HOPE Landing adjusts to pandemic, looks to 2021

Kristi Lowery, right, president and CEO of HOPE Landing, skates on the ice with Madison Livingston, left, alumna of HOPE and organizer of the skate parties. (Contributed)
Kristi Lowery, right, president and CEO of HOPE Landing, skates on the ice with Madison Livingston, left, alumna of HOPE and organizer of the skate parties. (Contributed)

Nonprofits have struggled along with businesses and the general public during the COVID-19, dealing with issues ranging from lessened and altered fund-raising and vast changes to their day-to-day practices.

HOPE Landing, an El Dorado-based organization that offers “occupational, physical and speech-based therapies for children,” according to its website, has faced particularly tough challenges during the pandemic.

The nonprofit was forced to close in March, something that immediately radically limited their ability to serve clients and forced adjustment.

“The uncertainty was the scariest. HOPE Landing had to close its doors to the children we serve for seven weeks. It is proven that early intervention is the most effective for children with disabilities, so this was tragic for most of our clients,” said HOPE Landing CEO Kristi Lowery.

Despite this sudden setback, the organization adjusted to the new reality.

“We quickly rallied and began weekly calls to parents providing them with home programs that they could carry over. We began tele-therapy with our most critical patients. We adapted to the best of our abilities, just like the rest of our community and world,” Lowery said.

They were able to reopen in early May with a bevy of now-familiar restrictions in place including screening client’s health and temperatures, hand washing and sanitizing measures, changes to therapist rotation and other protocols, along with the use of PPE (personal protective equipment).

Despite HOPE Landing’s quick move to tele-therapy and home programs, the months of closure and other effects of the pandemic have had statistical consequences on their ability to provide services.

“The pandemic we are currently living through impacted attendance at HOPE Landing with over 5,000 visits being missed those initial seven weeks of closure.
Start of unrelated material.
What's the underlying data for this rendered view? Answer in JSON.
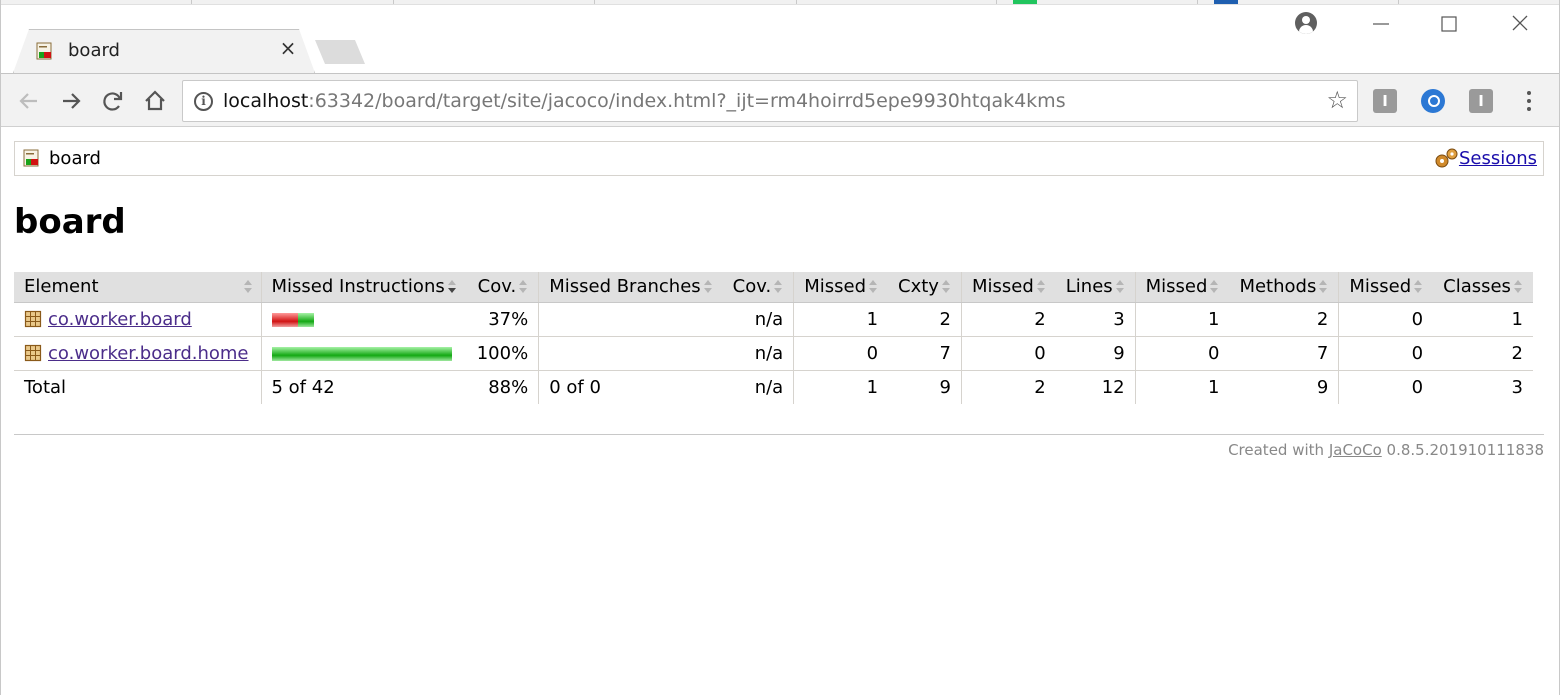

Since then, attendance is only 64% with most cancellations being due to COVID exposures [or] quarantines,” Lowery said.

The organization’s annual events were also not free from radical changes due to COVID-19.

According to Lowery, the first big change was the annual “Easter Eggstravaganza,” which was held as a drive-through event in 2020.

“It was a great success, with over 200 vehicles driving through to see our horses and the Easter Bunny,” she said.

HOPE Landing’s biggest fundraiser, The Heroes of HOPE Luncheon, was postponed twice before eventually being held virtually in August along with a talent show, an event Lowery also described as well-received.

The organization also decided to hold Christmas on the Ranch as a drive-through event this year including a socially-distanced greeting from Santa.

Lowery also said that nine week-long summer horse camps were also held with “smaller groups.”

Looking forward to 2021, Lowery is staying optimistic.

A currently “on-hold” plan from before the pandemic to expand the clinic by 8,500 feet is still in the works, and Lowery said that she hopes 2021 brings face-to-face and in-person events back with it.

“The year 2020 has been very challenging, both to our organization as a whole and to the clients and their families that we serve… Our hopes are to continue to safely provide the highest quality, innovative therapies to children with cognitive and physical disabilities so that they can achieve their greatest potential. We are hoping to resume all our major events in 2021 as in-person events,” Lowery concluded.